The monitoring of social networks, in turn, helps drug companies form a more complete patient profile. This could lead to the creation of more patient-centred care. On the other hand, the information obtained through social ‘listening’ can be funnelled into core operations like customer service, data analytics and product development, transforming ‘social marketing’ into ‘social business’.

So, why have pharmaceutical companies been so much slower than other industries to embrace social media? The fallout of social media gaffs in unregulated businesses, such as hijacked hashtags, insensitive posts and hacked accounts, pales in comparison to the repercussions of a less-than-perfectly managed social presence on the part of pharmaceutical companies. Here, the FDA has precious advice to offer in its draft guidance on “Responding to Unsolicited Requests for Off-Label Information about Prescription Drugs and Medical Devices,” issued in December 2011. While the PwC study determined that marketing/communications and IT departments are typically responsible for social media within the health industry, in its document, the FDA highly recommends that the community managers responding to unsolicited requests on behalf of drug companys be qualified scientific or medical staff independent from marketing and advertising functions. The FDA also strongly suggests having a clear definition of which questions deserve a public response, a private response or outright deletion and indicates how to approach the response itself, what background information to include and what information should be archived.

Yet, the FDA draft guidance on unsolicited requests merely scrapes the surface of how pharmaceutical companies can responsibly manage social media outlets. It is just the first in a series of guidance promised by the FDA back in 2009. Future guidance will address topics such as space limitations on social media, post-marketing submission requirements, online communications for manufacturers, packers, or distributors, the use of links on the Internet and correcting misinformation.

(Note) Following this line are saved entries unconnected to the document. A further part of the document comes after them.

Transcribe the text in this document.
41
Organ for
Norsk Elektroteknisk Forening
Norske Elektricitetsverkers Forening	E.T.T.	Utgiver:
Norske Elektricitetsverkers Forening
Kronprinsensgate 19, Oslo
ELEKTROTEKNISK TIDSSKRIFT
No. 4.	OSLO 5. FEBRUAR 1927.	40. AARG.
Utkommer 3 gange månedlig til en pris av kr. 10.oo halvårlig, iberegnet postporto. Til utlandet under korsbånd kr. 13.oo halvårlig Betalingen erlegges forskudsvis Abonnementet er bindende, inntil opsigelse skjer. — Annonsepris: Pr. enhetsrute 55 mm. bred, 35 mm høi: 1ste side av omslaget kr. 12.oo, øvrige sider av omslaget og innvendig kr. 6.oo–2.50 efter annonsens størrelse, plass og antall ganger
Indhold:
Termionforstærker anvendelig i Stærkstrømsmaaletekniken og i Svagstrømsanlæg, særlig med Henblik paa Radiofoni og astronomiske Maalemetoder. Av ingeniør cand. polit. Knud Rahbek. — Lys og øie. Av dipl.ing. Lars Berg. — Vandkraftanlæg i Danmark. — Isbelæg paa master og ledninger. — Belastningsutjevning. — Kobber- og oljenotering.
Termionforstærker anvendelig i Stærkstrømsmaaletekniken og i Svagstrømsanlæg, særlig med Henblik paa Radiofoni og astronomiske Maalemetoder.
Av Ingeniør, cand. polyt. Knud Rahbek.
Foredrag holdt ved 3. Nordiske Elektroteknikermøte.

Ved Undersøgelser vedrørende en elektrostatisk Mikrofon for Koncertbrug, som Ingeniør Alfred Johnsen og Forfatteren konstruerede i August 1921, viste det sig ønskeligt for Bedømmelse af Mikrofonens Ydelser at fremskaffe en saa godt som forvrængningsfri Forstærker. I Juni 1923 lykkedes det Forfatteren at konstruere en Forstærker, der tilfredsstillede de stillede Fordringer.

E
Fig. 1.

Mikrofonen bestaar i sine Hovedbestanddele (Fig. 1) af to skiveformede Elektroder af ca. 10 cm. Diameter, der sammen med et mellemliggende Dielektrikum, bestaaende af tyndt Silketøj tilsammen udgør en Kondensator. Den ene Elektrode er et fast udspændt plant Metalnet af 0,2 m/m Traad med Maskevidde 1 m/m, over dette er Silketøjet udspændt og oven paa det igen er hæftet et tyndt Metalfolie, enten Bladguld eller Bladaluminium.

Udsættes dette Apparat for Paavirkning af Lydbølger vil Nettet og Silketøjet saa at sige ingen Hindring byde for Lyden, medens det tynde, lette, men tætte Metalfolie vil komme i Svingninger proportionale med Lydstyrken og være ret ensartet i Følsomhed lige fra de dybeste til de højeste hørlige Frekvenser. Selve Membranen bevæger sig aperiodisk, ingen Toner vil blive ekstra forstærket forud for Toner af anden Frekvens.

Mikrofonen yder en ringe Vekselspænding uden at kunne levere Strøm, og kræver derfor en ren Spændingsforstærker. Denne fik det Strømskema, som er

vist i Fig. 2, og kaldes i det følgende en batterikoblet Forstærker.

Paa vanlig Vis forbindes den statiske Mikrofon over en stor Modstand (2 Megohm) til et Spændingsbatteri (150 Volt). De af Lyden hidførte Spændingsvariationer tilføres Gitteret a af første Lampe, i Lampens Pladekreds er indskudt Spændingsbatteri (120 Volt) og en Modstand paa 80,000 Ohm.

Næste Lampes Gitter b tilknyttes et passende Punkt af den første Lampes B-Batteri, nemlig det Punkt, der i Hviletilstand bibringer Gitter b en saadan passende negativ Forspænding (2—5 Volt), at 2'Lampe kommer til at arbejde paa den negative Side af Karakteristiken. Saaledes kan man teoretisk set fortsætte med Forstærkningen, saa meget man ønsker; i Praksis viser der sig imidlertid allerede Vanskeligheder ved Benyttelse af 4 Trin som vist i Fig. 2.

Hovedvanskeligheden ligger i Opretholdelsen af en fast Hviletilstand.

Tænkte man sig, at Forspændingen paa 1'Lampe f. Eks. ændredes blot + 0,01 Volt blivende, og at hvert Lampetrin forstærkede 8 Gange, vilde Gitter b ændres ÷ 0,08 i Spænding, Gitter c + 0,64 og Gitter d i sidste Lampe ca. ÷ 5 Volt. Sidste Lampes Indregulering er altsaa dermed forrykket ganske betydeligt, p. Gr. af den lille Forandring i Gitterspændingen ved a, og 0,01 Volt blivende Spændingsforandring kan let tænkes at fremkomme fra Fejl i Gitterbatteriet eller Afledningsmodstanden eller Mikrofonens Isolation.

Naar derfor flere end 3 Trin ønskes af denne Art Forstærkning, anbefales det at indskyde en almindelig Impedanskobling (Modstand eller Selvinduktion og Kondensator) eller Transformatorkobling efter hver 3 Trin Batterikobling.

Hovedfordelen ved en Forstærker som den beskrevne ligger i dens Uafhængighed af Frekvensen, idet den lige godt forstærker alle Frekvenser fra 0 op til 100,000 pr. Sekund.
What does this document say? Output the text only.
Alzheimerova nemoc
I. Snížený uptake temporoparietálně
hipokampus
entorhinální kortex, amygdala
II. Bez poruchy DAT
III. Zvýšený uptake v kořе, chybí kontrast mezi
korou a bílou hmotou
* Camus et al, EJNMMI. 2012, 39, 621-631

In the meantime, pharmaceutical companies could do more to enhance their presence on social networks by opening up to conversation, according to the PwC study. It found that less than one in three pharmaceutical companies have Facebook walls available for individuals to initiate posts. Compare this to the findings that two out of three health providers and insurers allow individuals to post on their walls. Yet, if positive comments, negative comments and requests for information are handled correctly on branded social media, it can go a long way in making consumers like Anna feel cared for and appreciated. In a world where social networks give consumers a voice, the way forward is not to resist change, but to open up to a direct dialogue with them as the way forward, together.